Evaluation framework

A complex agent such as Brief Me can have multiple points of failure which warrants an extensive evaluation framework to measure the efficacy of individual components for both single turn queries and multi-turn session performance. 

Dataset

The evaluation was conducted on a set of 2,200 query-response pairs based on real usage data. The uploaded sources came from a variety of domains, including research papers, financial reports, security documents, HR policies, competitive intelligence, sales pitches, and more. Usage data was logged, monitored, and sent to trained human annotators for review.

Each task was evaluated on a 3-point scale, where "Yes" corresponds to 1, "Somewhat" corresponds to 2, and "No" corresponds to 3.

Metrics

There are 10 different parameters to evaluate a query turn and we are working on a session based evaluation strategy. We evaluate through a) human labellers with efforts underway to use b) sophisticated LLM graders increasing our ability to annotate larger sets. The section below will list down some sample evaluation metrics

Operation planner:

  • Action accuracy: It measures how accurate the action predictions are.
  • Resource prediction accuracy: Measures the correctness of chosen resources (docs)
  • Search query quality: The huge query must be broken down into subqueries for ease of processing for SEARCH use cases. This field is absent for READ queries.

Table: Metrics on sample tasks. Refer to the dataset section for details on sample size and annotation. 

 

Yes

Somewhat

No

Correct Actions

97.24

0.00

2.76

Correct Resources

97.35

0.00

2.65

Search Query Quality

93.80

5.20

1.94

Completeness

97.98

0.00

2.10

Groundedness

89.21

6.20

4.71

Retrieval Precision @3

65.11

26.74

9.50

Search metrics

  • Retrieval precision@k. Measures relevance of retrieved information.

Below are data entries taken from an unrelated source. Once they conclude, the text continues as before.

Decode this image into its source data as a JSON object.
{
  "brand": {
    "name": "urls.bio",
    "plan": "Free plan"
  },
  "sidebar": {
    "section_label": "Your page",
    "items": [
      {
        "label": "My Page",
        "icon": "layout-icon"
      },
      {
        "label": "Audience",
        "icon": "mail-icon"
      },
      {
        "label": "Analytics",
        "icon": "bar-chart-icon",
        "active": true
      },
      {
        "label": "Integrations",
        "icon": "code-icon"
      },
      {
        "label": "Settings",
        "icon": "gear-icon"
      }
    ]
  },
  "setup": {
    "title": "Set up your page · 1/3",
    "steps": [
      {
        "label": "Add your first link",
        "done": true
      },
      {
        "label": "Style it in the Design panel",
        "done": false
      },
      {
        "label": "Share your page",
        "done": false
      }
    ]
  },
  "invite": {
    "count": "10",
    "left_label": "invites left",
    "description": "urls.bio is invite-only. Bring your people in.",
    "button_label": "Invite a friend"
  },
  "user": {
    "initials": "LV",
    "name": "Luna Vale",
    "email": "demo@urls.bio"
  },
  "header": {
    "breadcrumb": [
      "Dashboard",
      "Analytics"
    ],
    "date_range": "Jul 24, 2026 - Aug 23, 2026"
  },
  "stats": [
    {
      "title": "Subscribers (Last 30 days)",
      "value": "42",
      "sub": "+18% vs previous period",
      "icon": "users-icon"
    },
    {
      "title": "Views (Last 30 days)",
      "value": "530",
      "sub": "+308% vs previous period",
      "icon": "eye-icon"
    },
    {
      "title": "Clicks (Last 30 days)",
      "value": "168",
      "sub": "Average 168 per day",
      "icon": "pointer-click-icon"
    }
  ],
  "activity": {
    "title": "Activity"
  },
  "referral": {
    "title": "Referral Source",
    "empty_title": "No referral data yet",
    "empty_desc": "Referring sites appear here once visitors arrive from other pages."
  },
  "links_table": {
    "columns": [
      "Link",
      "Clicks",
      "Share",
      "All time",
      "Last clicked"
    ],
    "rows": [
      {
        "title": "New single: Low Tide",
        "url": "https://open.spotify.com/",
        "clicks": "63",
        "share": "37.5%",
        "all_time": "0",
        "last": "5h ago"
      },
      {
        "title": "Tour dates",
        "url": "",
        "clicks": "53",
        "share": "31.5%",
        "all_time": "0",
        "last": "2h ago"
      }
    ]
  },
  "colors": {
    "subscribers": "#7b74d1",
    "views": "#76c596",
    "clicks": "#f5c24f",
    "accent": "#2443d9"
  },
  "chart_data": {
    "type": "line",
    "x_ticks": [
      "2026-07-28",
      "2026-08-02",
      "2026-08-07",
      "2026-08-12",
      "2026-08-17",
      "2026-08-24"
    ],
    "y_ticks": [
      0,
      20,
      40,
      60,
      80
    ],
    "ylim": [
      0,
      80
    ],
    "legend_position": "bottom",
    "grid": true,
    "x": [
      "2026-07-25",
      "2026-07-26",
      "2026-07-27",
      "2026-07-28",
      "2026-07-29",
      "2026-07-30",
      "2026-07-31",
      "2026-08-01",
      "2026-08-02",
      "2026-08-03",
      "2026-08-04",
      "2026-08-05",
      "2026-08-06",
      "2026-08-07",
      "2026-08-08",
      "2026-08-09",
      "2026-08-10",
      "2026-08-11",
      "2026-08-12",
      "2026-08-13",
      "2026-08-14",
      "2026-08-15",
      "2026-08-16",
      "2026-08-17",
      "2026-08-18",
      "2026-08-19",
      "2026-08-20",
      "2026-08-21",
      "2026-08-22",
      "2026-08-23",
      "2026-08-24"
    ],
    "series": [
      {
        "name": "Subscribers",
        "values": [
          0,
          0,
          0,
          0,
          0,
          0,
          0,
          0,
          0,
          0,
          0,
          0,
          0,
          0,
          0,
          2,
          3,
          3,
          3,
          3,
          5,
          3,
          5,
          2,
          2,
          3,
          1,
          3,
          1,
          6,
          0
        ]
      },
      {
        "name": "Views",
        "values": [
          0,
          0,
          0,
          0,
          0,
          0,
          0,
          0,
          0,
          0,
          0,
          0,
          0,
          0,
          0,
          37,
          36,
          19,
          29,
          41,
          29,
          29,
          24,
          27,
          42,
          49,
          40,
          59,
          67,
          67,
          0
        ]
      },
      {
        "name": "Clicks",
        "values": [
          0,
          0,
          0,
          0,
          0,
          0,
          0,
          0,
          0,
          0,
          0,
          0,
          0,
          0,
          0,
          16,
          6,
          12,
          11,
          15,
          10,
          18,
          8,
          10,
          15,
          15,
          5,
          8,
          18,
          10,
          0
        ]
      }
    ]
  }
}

Retrieval precision is also useful when the goal is to minimize hallucination.
  • Retrieval recall@k: Indicates proportion of relevant documents retrieved. This is the most useful relevance metric for retrieval. E.g. a recall of 0.5 indicates that half of the relevant documents failed to be retrieved. 

Output quality

  • Completeness: Assesses whether the agent's response appears to be a reasonable answer to the user query in the context of the conversation. Note that this does not address the correctness of the assistant's response.
  • Groundedness: Evaluates whether the generated content is faithful to the retrieved content and to any information provided in the user query.
  • Citation Correctness: Measures whether the output citations have proper attributions to actual document sources.

Brief Me: The faster way to discover key insights

Throughout this article, we’ve discussed the capabilities of the Brief Me system, a real-time content generation tool that utilizes various sources such as documents, URLs, and intranet links to generate content. We’ve explored how this system is designed to handle a wide range of tasks from simple Q&A style inquiries to more complex content generation tasks like summary, analysis, comparison, and insight creation, as well as its content ingestion and content generation processes.

We’ve also discussed the many practical applications of Brief Me in a business context, and how without Brief Me, this process would likely involve manual searching, reading, processing, and developing a viewpoint to position, all of which would be comparatively more time-consuming and less efficient. 

For all these reasons and more, we consider Brief Me to be a versatile tool that transforms and leverages information into a wide range of applicable uses. It not only simplifies the process of content generation but also ensures that the generated content is accurate, grounded, and verifiable. Whether it's answering simple questions or generating complex content, Brief Me is able to handle it, helping to make it an invaluable tool in today's fast-paced, information-driven world.